I think of self-esteem as something you have—perhaps you feel it in yourself. In any case, you value your person, and most importantly, you don’t think you are a worthless canker sore on the upper lip of society.
Pride is different. Not really comparable. Pride has to do with how you feel about what you’ve done. If you’ve done a good job, then you might feel proud about that. Then again, you might not, if you don’t think it matches up to some standard you have internalized. If you’ve internalized a standard that is impossible to match up to by anyone other than a god, you never feel proud of what you’ve done. It’s never any good.
To such a person, having a moment of pride is an extraordinary thing. A revelation! A moment to be celebrated. It is not a moment of ego fulfillment or self-aggrandizement or something like that. It is an achievement!
Now there is a kind of pride that, I suppose, is one of the seven deadly sins. I’m not sure what it is, but I’m guessing it’s a pride that is announced to others. Quiet pride is something you know and you need. Public pride is about asking others to acknowledge your greatness (even if they don’t believe it). Or it is about exaggerating the significance of your achievements and trying to use that image as a way to get more from others than those who don’t act so prancingly prideful do?
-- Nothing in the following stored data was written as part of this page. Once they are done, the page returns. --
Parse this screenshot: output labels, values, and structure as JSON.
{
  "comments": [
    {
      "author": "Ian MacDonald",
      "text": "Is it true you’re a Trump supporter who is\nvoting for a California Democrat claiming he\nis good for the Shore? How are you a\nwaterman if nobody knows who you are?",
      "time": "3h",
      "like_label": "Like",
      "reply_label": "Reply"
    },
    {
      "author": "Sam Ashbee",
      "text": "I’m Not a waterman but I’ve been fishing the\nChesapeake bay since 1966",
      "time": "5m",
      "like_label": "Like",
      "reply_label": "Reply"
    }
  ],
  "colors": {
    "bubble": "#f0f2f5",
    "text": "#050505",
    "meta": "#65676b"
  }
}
Positive pride allows you to feel good about what you’ve done. Negative pride is an attempt to make yourself into something you are not. Negative pride can be one trick to compensate for low self-esteem. Positive pride probably requires good self-esteem for someone to allow themselves to feel it. It’s doubtful that someone with low self-esteem would feel appropriate pride. They’d either not feel proud at all, or they’d feel a hollow pride that they trumpet in order to get reassurance from others that they’ve done something to be proud of.